Here he offers an example of a large North American retailer whose IT manager gets a call for help whenever someone accidentally leaves a phone unplugged in the corporate conference room. The problem is simply an unplugged cable, so doesn’t require any technical know-how, he notes, and with One Voice Operations Center the IT staff can monitor IP phones to see that from a remote location. Of course, this is just one example of how AudioCodes One Voice Operations Center can simplify Lync management. Another is by allowing IT staff to do targeted remote software updates.

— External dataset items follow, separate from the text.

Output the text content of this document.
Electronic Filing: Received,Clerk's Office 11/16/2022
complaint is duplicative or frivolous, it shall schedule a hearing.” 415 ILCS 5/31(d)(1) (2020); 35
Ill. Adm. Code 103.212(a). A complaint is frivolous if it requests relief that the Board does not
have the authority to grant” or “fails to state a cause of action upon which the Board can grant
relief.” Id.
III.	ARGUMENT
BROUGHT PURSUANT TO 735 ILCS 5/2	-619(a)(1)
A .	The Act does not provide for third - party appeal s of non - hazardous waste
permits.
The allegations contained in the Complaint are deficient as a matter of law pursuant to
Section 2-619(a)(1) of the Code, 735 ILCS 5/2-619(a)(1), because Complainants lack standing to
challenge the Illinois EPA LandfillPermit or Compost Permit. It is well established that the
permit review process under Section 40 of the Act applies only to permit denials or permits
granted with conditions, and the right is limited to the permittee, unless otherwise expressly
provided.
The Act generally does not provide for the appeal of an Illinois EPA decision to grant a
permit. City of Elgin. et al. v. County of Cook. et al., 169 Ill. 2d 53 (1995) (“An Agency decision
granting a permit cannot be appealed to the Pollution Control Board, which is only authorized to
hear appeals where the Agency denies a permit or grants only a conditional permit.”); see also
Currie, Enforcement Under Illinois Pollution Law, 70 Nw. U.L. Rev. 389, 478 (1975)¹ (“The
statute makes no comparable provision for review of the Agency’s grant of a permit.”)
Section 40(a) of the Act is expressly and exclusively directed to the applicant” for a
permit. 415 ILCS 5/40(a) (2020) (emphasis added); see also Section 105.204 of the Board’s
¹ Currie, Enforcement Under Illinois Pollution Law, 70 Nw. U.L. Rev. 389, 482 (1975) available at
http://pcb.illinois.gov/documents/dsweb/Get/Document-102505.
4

AudioCodes One Voice Operations Center also can be used to monitor quality of service and support SLAs. The Operations Center gives users a uniform view of the network, with links color-coded based on the quality of experience/MoS on that link. That way if, for example, a gateway in Hong Kong is having a voice quality issue, the network administrator can see that and see what’s causing that problem so he or she can address it.

“Now we can provide IT managers with a powerful set of tools to manage our One Voice portfolio of products in large scale, global deployments,” Borovsky says.